そう考えると、ある共同体において、いかなる審美性や倫理性が共有されているのかということを、文芸作品などを通じて考えていくというのは、ひじょうに興味深い試みではないかとも思う。

【追記】9月8日の議論に向けて。

9月8日に、西洋経済史をご専門とされている方に、文化の読書会においでをいただいて、質問というか、議論をさせていただく機会を得ました。質問というか、議論の糸口という感じではありますが、以下列挙します。

(1)倫理 / 道徳意識の重層性
今回、『地中海世界』を読んで、直接述べられているわけではありませんが、最も関心を抱いたのが、キリスト教以前の地中海世界と、キリスト教以降の地中海世界における宗教意識や倫理意識、道徳意識の重層性です。
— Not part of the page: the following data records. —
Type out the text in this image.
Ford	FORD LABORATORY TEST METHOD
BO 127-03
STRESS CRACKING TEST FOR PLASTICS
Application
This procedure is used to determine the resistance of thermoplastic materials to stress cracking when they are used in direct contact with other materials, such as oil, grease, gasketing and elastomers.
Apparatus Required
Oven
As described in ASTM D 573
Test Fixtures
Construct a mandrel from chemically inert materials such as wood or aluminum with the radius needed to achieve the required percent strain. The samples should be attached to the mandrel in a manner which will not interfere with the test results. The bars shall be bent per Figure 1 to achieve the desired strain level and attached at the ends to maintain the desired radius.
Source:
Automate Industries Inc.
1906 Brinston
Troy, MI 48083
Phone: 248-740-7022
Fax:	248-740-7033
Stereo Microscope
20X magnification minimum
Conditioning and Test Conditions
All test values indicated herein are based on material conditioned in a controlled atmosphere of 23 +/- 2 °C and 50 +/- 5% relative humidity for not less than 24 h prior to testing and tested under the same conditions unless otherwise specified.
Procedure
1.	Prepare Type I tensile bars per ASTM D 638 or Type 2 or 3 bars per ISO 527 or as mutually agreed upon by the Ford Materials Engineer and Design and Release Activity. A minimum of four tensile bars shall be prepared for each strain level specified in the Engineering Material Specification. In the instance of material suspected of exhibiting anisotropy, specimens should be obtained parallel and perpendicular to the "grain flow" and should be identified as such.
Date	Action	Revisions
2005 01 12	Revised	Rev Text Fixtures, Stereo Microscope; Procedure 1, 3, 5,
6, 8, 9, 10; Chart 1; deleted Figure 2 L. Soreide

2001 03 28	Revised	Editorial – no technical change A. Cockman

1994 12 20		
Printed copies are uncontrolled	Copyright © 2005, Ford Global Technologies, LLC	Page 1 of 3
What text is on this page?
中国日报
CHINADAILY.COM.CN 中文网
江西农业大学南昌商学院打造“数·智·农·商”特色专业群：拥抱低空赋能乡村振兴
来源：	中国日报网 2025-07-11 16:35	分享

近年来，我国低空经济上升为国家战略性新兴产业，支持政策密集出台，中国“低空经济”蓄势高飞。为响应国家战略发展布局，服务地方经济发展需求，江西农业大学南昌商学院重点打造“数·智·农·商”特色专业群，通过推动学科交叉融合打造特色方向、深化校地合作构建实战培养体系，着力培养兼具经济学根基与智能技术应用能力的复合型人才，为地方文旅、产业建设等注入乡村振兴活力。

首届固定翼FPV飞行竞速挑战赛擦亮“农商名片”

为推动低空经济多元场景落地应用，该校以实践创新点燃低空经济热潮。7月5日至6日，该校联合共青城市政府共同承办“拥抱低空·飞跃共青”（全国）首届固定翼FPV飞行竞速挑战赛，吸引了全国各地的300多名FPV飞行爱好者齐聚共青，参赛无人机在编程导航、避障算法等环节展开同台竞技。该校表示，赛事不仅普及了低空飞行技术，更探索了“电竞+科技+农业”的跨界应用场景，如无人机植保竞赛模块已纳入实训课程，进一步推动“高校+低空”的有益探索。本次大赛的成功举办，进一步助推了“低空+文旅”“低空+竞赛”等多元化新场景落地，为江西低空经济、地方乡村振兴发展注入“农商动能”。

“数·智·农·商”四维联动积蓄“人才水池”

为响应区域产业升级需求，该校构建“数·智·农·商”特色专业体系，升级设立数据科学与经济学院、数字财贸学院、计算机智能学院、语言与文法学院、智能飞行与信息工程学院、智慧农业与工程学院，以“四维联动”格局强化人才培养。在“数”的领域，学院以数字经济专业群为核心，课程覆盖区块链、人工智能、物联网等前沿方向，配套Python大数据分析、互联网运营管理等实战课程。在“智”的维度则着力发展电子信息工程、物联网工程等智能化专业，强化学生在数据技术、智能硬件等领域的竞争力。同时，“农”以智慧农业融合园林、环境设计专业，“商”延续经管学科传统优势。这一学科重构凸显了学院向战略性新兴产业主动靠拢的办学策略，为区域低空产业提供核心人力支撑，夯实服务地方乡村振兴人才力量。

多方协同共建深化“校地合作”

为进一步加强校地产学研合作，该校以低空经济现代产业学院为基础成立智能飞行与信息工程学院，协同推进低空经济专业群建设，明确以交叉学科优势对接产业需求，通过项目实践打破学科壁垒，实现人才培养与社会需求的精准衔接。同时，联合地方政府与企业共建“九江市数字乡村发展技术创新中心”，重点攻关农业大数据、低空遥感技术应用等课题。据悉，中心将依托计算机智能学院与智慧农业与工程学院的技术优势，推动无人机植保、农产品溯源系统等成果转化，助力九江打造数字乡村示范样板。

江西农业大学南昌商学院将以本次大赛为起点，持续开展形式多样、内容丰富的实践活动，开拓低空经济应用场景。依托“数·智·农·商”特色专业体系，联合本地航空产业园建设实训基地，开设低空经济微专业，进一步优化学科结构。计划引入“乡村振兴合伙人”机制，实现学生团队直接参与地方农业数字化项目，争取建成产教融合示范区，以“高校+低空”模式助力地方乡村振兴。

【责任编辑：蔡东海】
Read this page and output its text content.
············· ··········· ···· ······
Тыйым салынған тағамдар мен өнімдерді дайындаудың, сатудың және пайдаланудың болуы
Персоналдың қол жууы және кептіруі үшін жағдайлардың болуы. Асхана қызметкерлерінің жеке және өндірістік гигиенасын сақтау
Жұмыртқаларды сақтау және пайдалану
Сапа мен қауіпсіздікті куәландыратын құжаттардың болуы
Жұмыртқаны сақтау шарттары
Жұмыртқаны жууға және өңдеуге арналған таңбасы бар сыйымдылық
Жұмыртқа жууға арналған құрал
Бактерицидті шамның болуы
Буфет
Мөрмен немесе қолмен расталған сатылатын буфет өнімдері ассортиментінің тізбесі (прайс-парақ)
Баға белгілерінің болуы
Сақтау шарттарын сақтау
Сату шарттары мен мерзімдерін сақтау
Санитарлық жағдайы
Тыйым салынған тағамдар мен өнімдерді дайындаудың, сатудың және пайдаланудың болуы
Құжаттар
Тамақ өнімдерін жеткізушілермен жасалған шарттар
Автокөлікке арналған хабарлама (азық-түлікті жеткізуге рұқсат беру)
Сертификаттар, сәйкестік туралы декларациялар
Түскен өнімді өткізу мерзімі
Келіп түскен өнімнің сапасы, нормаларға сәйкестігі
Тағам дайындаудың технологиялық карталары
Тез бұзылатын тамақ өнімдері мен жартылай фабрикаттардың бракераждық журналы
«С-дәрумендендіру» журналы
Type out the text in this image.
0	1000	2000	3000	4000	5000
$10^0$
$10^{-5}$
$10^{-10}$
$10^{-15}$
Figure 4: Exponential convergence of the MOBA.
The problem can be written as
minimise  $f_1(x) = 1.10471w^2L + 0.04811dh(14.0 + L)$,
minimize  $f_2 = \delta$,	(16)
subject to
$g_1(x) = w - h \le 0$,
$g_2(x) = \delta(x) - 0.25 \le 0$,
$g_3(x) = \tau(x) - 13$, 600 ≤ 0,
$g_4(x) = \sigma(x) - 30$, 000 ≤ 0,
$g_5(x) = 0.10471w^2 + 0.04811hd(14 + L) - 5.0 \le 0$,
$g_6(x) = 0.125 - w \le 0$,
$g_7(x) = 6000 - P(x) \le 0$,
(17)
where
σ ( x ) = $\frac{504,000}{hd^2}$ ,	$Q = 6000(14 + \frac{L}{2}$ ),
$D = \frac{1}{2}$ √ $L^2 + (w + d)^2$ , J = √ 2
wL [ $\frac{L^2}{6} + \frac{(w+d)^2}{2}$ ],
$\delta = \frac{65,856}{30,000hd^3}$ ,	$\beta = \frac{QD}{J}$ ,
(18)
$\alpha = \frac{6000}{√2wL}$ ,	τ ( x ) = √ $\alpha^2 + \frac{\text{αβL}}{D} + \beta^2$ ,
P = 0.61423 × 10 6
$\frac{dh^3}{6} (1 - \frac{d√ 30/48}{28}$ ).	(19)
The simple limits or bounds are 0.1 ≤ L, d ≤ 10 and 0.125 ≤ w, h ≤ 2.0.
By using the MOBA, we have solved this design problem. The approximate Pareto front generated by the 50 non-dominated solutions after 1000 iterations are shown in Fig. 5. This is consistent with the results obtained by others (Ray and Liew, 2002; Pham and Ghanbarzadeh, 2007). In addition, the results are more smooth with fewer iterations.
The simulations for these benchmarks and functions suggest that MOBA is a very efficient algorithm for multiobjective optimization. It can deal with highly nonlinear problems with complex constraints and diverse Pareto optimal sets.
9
これは、単に宗教とか倫理、道徳にとどまるものではなく、究極的には経済行為にもつながっていきます。

一般的に、ヴェーバーが『プロテスタンティズムと資本主義の精神』で論じたような理解が浸透しているように思いますが、それ「だけ」で説明しきれるのかどうか。

ドイツの経営実践においても、今なおカトリック経営思想の影響は色濃く残っているとも聞きます。

このあたりについて、おいでくださる先生のお考えなどを伺えればと思います。

(2)審美性の重層性
上記の点とも重なるのですが、審美性というのは、その時々の主体と自然やアーティファクトとの関係性の「あるべき / 望ましいありよう」を示したものといえるかと思います。

そう考えたときに、キリスト教以前と以後でどう変容したのか、あるいはどう重なり合って今に至るのか、このあたりについて、お伺いもしたいですし、議論もしたいなと考えています。

(3)企業の社会における存在のありよう:CSRをめぐる史的考察
これは、おいでくださる先生のご専門であり、かつ私も個人的に関心を持っている領域です。なので、ここについてはぜひいろいろとお伺いしたいところです。

特に、イギリスに主たるご関心があるように業績一覧から拝見しましたので、イギリスにおける哲学・思想との関連性もあわせて議論できると嬉しいなと考えています。